Attacco con droni russi in Polonia, Crosetto: “Violazione gravissima, l’Italia al fianco della Nato”
ROMA – “Stanotte in Polonia si è consumata la più grave violazione dello spazio aereo europeo dall’inizio della guerra: un attacco deliberato con oltre 20 droni russi.” Con queste parole, il Ministro della Difesa Guido Crosetto ha commentato l’incursione avvenuta nella notte tra il 9 e il 10 settembre, quando una ventina di droni provenienti dalla Federazione Russa hanno violato lo spazio aereo polacco, generando allarme e reazioni immediate da parte delle autorità nazionali e internazionali2.
L’episodio, definito dalle autorità polacche come un “atto di aggressione senza precedenti”, ha portato all’intervento dei caccia polacchi e alleati, all’attivazione dei sistemi radar e alla chiusura temporanea di quattro aeroporti, tra cui quello di Varsavia3. Il premier polacco Donald Tusk ha convocato una riunione d’emergenza e ha informato il comando NATO, mentre il ministro della Difesa Wladyslaw Kosiniak-Kamysz ha invitato la popolazione a mantenere la calma e seguire le indicazioni ufficiali4.
🎙️ La posizione dell’Italia: Crosetto ha espresso una condanna netta dell’attacco, sottolineando il duplice intento russo: “provocare e testare”. «Mosca sta volutamente alimentando un’escalation che nessuno vuole.

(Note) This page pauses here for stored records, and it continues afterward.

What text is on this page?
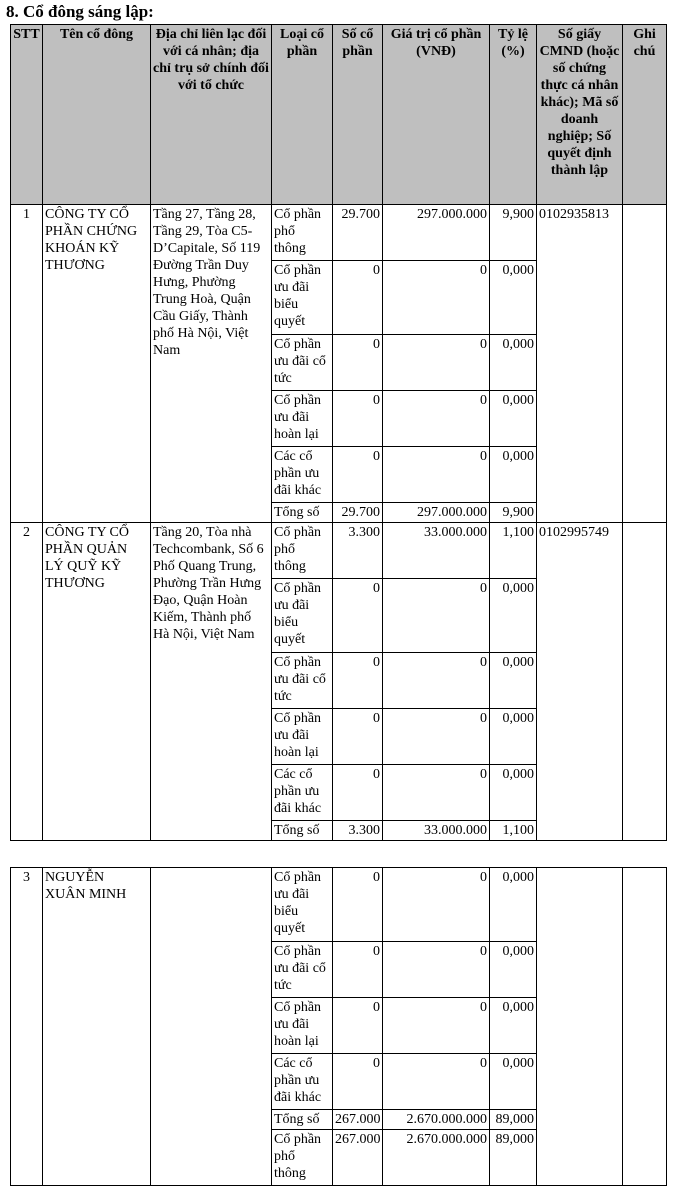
8. Cổ đông sáng lập:
STT	Tên cổ đông	Địa chỉ liên lạc đối với cá nhân; địa chỉ trụ sở chính đối với tổ chức	Loại cổ phần	Số cổ phần	Giá trị cổ phần (VNĐ)	Tỷ lệ (%)	Số giấy CMND (hoặc số chứng thực cá nhân khác); Mã số doanh nghiệp; Số quyết định thành lập	Ghi chú
1	CÔNG TY CỔ PHẦN CHỨNG KHOÁN KỸ THƯƠNG	Tầng 27, Tầng 28, Tầng 29, Tòa C5-D’Capitale, Số 119 Đường Trần Duy Hưng, Phường Trung Hoà, Quận Cầu Giấy, Thành phố Hà Nội, Việt Nam	Cổ phần phổ thông	29.700	297.000.000	9,900	0102935813	
			Cổ phần ưu đãi biểu quyết	0	0	0,000		
			Cổ phần ưu đãi cổ tức	0	0	0,000		
			Cổ phần ưu đãi hoàn lại	0	0	0,000		
			Các cổ phần ưu đãi khác	0	0	0,000		
			Tổng số	29.700	297.000.000	9,900		
2	CÔNG TY CỔ PHẦN QUẢN LÝ QUỸ KỸ THƯƠNG	Tầng 20, Tòa nhà Techcombank, Số 6 Phố Quang Trung, Phường Trần Hưng Đạo, Quận Hoàn Kiếm, Thành phố Hà Nội, Việt Nam	Cổ phần phổ thông	3.300	33.000.000	1,100	0102995749	
			Cổ phần ưu đãi biểu quyết	0	0	0,000		
			Cổ phần ưu đãi cổ tức	0	0	0,000		
			Cổ phần ưu đãi hoàn lại	0	0	0,000		
			Các cổ phần ưu đãi khác	0	0	0,000		
			Tổng số	3.300	33.000.000	1,100		
3	NGUYỄN XUÂN MINH		Cổ phần ưu đãi biểu quyết	0	0	0,000		
			Cổ phần ưu đãi cổ tức	0	0	0,000		
			Cổ phần ưu đãi hoàn lại	0	0	0,000		
			Các cổ phần ưu đãi khác	0	0	0,000		
			Tổng số	267.000	2.670.000.000	89,000		
			Cổ phần phổ thông	267.000	2.670.000.000	89,000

È evidente che non ha alcun interesse ad una tregua ed alla pace», ha dichiarato il ministro, aggiungendo: «Esprimo vicinanza al mio omologo Kosiniak Kamysz e a tutto il popolo polacco: l’Italia, insieme agli Alleati della NATO, resta al fianco della Polonia e di ogni Nazione dell’Alleanza Atlantica a difesa della sicurezza e della pace»5.
🇵🇱 Solidarietà internazionale: L’attacco ha suscitato reazioni anche da parte dell’Unione Europea e di altri leader occidentali. Il presidente ucraino Volodymyr Zelensky ha parlato di “precedente estremamente pericoloso per l’Europa”, mentre la presidente della Commissione UE Ursula von der Leyen ha espresso “piena solidarietà alla Polonia”.
📌 Verso l’Articolo 4 della NATO: La Polonia ha annunciato l’intenzione di invocare l’Articolo 4 del Trattato NATO, che prevede consultazioni tra gli Stati membri in caso di minaccia alla sicurezza di uno di essi. Una mossa che potrebbe aprire la strada a una risposta coordinata dell’Alleanza Atlantica.